The Java language [1, 2] provides a promising solution to the design of safe programs, with an application spectrum ranging from Web services to operating system components [3]. The success of Java is partly due to the fact that its basic execution model relies on the interpretation of an object-based virtual machine which is highly portable. However, the well-known tradeoff of Java's portability is the inefficiency of interpretation. Several solutions have been proposed to overcome this problem, such as just-in-time (JIT) [4, 5, 6, 7] and off-line [8, 9] bytecode compilers.
Just-in-time systems compile code to native form at runtime on demand. This approach avoids the overhead of compiling unused code, and eliminates the gap between compile time and execution time. Compiling during program execution, however, inhibits aggressive optimizations because compilation must only incur a small overhead. This is particularly important in the case of modern RISC processors for which complex analyses are required to achieve the best result. Moreover, the quality of the generated code critically relies on knowledge about the specific features of the target processor. Therefore, such compilers are not platform independent and requires a large amount of work to be ported.

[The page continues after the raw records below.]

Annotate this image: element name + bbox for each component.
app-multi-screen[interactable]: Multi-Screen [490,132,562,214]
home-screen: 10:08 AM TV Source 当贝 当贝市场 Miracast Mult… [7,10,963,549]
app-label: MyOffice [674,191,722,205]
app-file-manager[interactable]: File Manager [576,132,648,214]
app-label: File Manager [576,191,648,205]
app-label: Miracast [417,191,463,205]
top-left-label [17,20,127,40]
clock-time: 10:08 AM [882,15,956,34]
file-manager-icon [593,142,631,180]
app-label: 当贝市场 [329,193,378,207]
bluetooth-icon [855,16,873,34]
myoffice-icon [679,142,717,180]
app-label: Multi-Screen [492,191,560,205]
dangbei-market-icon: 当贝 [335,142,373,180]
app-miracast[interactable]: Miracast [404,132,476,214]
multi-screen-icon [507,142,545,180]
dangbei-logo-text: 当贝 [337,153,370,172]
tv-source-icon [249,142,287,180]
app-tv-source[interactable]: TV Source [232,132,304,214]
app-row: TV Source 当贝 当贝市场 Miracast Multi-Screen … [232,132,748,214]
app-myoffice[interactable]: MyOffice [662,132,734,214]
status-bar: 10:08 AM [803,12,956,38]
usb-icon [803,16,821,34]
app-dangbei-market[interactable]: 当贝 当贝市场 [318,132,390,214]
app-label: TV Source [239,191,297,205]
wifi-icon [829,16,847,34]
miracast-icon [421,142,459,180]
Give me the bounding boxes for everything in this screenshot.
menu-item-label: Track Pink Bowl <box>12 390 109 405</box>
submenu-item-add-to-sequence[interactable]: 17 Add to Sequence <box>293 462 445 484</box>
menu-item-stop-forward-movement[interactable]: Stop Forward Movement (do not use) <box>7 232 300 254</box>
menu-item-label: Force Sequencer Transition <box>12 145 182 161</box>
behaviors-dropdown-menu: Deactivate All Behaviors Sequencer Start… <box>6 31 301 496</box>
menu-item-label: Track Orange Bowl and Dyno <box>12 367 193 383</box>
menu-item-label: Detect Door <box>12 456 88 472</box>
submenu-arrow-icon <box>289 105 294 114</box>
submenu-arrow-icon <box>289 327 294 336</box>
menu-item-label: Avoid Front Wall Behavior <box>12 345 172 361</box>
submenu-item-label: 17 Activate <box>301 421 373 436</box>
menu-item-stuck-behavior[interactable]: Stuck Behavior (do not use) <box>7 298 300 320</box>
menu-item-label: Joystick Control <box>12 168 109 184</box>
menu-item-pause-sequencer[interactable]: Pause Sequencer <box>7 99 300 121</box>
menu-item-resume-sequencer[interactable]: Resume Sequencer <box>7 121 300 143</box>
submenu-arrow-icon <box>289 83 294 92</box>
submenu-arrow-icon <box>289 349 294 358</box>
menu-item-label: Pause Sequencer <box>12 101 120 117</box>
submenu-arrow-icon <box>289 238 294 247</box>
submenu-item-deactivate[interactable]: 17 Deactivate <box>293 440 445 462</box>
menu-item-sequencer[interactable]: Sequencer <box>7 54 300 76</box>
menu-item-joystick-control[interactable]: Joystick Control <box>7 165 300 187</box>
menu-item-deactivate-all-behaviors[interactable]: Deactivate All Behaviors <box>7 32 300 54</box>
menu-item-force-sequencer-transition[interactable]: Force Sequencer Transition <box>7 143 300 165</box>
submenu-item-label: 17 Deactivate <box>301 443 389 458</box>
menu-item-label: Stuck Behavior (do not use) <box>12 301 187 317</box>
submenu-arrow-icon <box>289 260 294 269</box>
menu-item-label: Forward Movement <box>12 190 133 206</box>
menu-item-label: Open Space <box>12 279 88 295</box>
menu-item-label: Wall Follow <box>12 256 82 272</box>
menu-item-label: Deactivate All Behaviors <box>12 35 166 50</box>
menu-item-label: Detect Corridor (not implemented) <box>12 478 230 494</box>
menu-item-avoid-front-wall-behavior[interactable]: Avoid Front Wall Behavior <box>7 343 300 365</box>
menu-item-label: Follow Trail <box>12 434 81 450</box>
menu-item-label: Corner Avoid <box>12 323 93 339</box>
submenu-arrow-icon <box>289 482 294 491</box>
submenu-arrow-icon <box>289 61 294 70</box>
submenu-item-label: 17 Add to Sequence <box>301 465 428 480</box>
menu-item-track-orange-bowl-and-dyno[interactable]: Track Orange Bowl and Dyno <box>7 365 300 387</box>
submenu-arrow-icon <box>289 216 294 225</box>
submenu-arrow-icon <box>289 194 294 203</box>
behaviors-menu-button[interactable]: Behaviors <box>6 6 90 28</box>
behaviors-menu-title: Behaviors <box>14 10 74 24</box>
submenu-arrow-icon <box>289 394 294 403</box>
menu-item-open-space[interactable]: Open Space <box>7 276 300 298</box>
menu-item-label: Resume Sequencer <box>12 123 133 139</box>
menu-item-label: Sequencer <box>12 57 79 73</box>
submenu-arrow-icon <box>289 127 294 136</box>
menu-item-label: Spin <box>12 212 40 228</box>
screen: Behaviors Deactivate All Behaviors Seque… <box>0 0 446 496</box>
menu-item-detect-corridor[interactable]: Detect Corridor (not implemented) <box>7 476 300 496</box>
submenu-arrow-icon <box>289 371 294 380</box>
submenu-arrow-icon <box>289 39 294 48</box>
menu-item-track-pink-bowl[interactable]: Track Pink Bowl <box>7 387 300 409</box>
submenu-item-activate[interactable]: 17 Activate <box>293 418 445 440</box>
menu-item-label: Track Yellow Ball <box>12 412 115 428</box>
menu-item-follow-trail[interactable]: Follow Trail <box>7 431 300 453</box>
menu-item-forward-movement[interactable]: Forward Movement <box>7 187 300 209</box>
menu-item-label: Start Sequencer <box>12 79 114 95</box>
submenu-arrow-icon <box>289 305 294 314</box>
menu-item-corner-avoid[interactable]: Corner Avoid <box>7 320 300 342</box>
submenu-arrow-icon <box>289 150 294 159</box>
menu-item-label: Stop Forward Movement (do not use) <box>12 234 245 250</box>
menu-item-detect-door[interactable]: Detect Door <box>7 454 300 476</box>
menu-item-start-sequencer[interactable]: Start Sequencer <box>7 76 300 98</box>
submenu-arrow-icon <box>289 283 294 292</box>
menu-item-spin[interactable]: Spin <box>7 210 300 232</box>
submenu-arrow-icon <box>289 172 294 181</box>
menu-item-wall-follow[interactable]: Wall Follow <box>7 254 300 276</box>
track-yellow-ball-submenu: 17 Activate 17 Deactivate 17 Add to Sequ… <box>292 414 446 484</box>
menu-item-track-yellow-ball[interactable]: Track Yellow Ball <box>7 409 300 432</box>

Off-line compilers does not impose critical bounds on compilation time; optimizing analyses can be run as needed. They can also be platform independent, if they generate as output an intermediate language. However, in the context of Java, many applications dynamically load classes (i.e., bytecode) at run-time that limits applicability of pure off-line compilers.
In this paper, we present an approach that reconciles portability and efficiency, and preserves the ability to dynamically load bytecode. We have designed and implemented an efficient environment for the execution of Java programs, named Harissa. Harissa provides a bytecode compiler and an interpreter integrated in the runtime library. Thus, a compiled program is still able to dynamically load classes and to interpret them. Harissa's compiler translates Java bytecode to C and furthermore incorporates aggressive optimizations.
To evaluate Harissa, we have conducted an extensive experimental study aimed at comparing the various existing alternatives to execute Java programs. The contributions of our work are as follows.
The paper is organized as follows: Section 2 describes existing approaches for optimizing the execution of Java programs. Section 3 presents Harissa. Section 4 presents related work in class hierarchy analysis and existing bytecode compilers. Section 5 analyzes the performance of the code generated by Harissa's compiler on micro-benchmarks and real benchmarks, such as the Javac compiler and the Javadoc documentation generator. Section 6 concludes by describing future work and comparing JIT and off-line compilers.